O amor doado aos filhos é fruto do intenso amor entre os cônjuges. Um casal que vive a dimensão da doação transborda essa mesma graça para os filhos. Constantemente os pais acreditam que o alvo primeiro do amor são os filhos: dá-se toda atenção para os filhos, todo tempo, toda doação e se esquece do cônjuge. Isso é um desequilíbrio. Na verdade, os filhos se alimentam do amor entre os pais.
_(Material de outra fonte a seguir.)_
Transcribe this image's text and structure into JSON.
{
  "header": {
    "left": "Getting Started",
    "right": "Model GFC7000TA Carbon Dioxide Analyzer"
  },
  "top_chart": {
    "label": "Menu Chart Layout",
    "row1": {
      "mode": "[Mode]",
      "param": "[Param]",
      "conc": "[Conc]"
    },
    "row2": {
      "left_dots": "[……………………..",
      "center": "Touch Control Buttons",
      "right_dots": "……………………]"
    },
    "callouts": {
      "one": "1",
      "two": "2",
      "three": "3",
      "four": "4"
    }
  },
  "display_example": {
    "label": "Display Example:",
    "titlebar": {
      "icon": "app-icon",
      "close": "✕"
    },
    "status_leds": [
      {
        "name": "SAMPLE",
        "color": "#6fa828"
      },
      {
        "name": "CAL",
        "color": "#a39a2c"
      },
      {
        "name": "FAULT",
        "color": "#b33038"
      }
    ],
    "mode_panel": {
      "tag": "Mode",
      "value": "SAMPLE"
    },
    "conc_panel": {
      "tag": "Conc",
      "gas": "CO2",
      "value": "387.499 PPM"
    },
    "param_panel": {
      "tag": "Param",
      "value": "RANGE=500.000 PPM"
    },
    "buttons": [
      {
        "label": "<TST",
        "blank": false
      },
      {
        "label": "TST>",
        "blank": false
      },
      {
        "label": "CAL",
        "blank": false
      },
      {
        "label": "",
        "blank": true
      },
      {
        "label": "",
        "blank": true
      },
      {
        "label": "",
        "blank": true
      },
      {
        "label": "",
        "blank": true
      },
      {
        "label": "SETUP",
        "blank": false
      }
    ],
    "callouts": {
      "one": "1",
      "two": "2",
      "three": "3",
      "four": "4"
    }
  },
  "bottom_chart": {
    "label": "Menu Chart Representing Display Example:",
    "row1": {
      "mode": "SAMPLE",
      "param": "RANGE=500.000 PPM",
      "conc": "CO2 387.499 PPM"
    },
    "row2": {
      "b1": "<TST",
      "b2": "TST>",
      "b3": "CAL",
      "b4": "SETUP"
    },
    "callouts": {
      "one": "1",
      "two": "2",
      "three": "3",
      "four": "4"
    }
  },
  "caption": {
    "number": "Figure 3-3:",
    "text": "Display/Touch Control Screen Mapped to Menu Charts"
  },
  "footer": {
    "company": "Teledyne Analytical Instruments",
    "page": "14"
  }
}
Sim, pois essa educação para o amor se dá essencialmente na família; ali deverão ser passados os valores verdadeiramente cristãos. Não adianta viver de qualquer maneira, no instinto do momento, e delegar essa função, muitas vezes trabalhosa, para a escola ou até mesmo para a própria sociedade. Isso é função primeira dos pais! Não está inclusa em nenhuma mensalidade escolar, nem num salário de babá! Não há maior alegria ao filho do que ver seus pais se amando de maneira intensa e desinteressada.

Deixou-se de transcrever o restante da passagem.